Implementation of sparse matrix SVD for GPU

Question

I have a sparse matrix $W$ which is almost-squared ($N+1 \times N$) and I would like to know the eigenvalues of $A = W^T W$. $A$ is Hermitian so the eigenvalues are real-positive valued.

The usual approach would be to do svd(W), but I found no GPU SVD sparse implementation. I'm working in python but I'm good with any language hoping I can found a C/ C++ code to wrap and call.

I've looked into cuSPARSE and cuSOLVE and I only found:

• eigenvalue solver
• LU
• QR
• Cholesky

$W$ is an $N+1 \times N$ complex sparse matrix with sparsity = $1 - 2^{-M}$ for $M$ in $[9,10,11]$

I've tried using CPU libraries (numpy and scipy), but they're very slow since the fraction of nonzero SVD is more than 20% for $M = 9$. I've looked into the randomized solver implemented by scikit-learn but I cannot use it since this method is not proven to work on complex matrices.

Any tip is more than welcome.

Answer 1

I'm no expert on software and certainly not on GPU software, but I can hopefully give some advice of a mathematical nature that might be helpful to you.

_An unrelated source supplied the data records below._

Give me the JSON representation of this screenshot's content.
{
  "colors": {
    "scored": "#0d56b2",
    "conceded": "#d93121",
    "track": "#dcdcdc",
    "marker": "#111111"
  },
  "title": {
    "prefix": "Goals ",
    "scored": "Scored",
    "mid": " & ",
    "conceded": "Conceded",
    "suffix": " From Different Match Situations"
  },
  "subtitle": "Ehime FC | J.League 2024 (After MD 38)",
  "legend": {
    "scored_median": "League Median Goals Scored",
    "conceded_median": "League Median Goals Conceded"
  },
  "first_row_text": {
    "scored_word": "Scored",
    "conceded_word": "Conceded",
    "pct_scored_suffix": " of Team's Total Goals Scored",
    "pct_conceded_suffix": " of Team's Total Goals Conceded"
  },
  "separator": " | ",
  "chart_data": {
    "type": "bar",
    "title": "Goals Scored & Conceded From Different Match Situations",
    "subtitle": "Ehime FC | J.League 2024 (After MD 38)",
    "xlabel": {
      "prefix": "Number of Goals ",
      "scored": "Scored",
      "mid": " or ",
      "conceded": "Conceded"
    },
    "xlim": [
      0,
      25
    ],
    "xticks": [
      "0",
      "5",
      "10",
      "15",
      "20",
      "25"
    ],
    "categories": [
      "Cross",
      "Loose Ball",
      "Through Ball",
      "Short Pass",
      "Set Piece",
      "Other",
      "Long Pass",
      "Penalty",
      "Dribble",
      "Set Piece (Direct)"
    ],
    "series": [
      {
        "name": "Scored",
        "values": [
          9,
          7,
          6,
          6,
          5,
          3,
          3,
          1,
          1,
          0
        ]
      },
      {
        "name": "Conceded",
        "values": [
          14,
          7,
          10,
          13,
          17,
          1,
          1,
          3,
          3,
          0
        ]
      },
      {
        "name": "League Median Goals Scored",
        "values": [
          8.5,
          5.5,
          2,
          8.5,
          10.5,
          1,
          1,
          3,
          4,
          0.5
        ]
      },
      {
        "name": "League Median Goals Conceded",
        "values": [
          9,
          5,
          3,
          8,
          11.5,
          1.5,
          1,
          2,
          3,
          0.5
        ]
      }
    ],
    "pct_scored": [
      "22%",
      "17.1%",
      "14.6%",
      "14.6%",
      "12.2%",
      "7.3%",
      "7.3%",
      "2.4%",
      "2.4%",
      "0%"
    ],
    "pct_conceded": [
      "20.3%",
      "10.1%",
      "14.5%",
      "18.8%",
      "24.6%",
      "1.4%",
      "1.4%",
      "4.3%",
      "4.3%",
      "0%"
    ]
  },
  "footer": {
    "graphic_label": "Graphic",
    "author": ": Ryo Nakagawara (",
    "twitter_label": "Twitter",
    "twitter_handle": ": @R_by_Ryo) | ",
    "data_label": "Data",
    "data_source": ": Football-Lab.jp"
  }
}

Given a matrix $W$, one can embed $W$ in the larger square and Hermitian matrix

$$ B = \begin{bmatrix} 0 & W \\ W^* & 0 \end{bmatrix}. $$

$B$ is a square matrix with twice the number of nonzeros as $W$. The nonzero eigenvalues of $B$ are $\pm$ the nonzero singular values of $W$. If $\sigma$ is a singular value of $W$ satisfying $Wv = \sigma u$ and $W^*u = \sigma v$, then

$$ B \begin{bmatrix} u \\ v \end{bmatrix} = \begin{bmatrix} 0 & W \\ W^* & 0 \end{bmatrix}\begin{bmatrix} u \\ v \end{bmatrix} = \begin{bmatrix} Wv \\ W^* u \end{bmatrix} = \sigma \begin{bmatrix} u \\ v \end{bmatrix}. $$

$\begin{bmatrix} u \\ v \end{bmatrix}$ is an eigenvector of $B$ with eigenvalue $\sigma$. Likewise, $\begin{bmatrix} u \\ -v \end{bmatrix}$ is an eigenvector of $B$ with eigenvector $-\sigma$. This should allow you to use any Hermitian eigenvalue code to get a (full or truncated) SVD. This embedding might not be as fast as a dedicated SVD code, but it will allow you to take advantage of existing highly optimized eigenvalue code to compute an SVD.

Also, regarding randomized methods, every method I'm aware of works for both real and complex matrices. Software support for complex values might be a different story.